Chris was famous in our team because we had some new Mannesman Tally inkjet printers, which could only print ASCII, and we needed them to print bitmaps. The processor in the printers was one that no-one in the team had any experience of. So Chris took the datasheet for the printer, the datasheet for the processor, a dump of the printer ROM, and a square ruled pad home with him on the train, and came back in the morning on the train with code for a new ROM for the printer, written not in assembler but in the actual opcodes (hexadecimal), in pencil on the pad. We blew them into the ROM and it worked first time printing perfect bitmaps, no errors, no bugs to fix.
That's how good the first generation programmers were. I am still in awe of that. And he was a very modest man, very generous with his experience. I'm proud to have learned from him.
I'm old enough to remember when discussions on Slashdot were well informed.

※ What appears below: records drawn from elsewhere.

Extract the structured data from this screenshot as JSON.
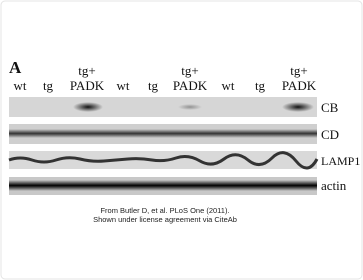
{
  "figure": {
    "panel": "A",
    "lanes": [
      {
        "label": "wt"
      },
      {
        "label": "tg"
      },
      {
        "label": [
          "tg+",
          "PADK"
        ]
      },
      {
        "label": "wt"
      },
      {
        "label": "tg"
      },
      {
        "label": [
          "tg+",
          "PADK"
        ]
      },
      {
        "label": "wt"
      },
      {
        "label": "tg"
      },
      {
        "label": [
          "tg+",
          "PADK"
        ]
      }
    ],
    "rows": [
      "CB",
      "CD",
      "LAMP1",
      "actin"
    ],
    "caption": [
      "From Butler D, et al. PLoS One (2011).",
      "Shown under license agreement via CiteAb"
    ]
  }
}
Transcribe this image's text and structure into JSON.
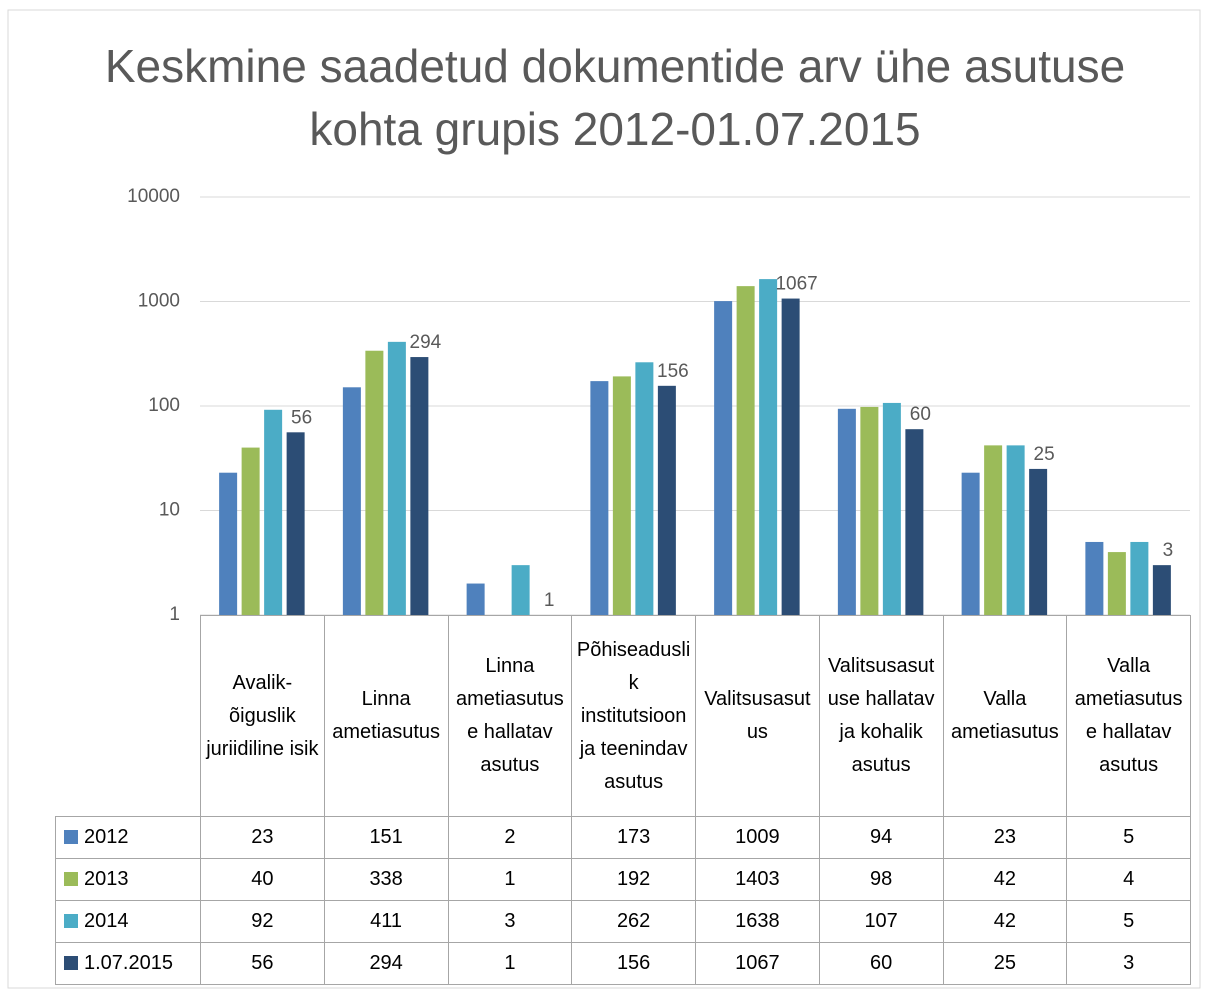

A billion years ago, when I was studying for my Computer Science degree at Manchester University, the design of the Mark 1 and its test machine was certainly on the curriculum. I remember an exam where I had to describe the evolution of ALUs from Mark I to Cray I. Kids these days just get a bunch of Java and Hadoop.
I don't where 'Baby' came from, I never heard it referred to as that by the staff who worked on it. I graduated in 1990. I don't think I heard it referred to as 'Baby' until I was living in the 'States post 2000.
I should use this sig to advertise my book ISBN-13 : 978-1501515132.
Using a CRT to scan data onto high persistence phosphor, and then use optical sensors to feed that data back to the electron gun created the first dynamic storage system. This machine not only was the first machine with electronic storage, but was the first machine to exercise an example of Dynamic Random Access Memory.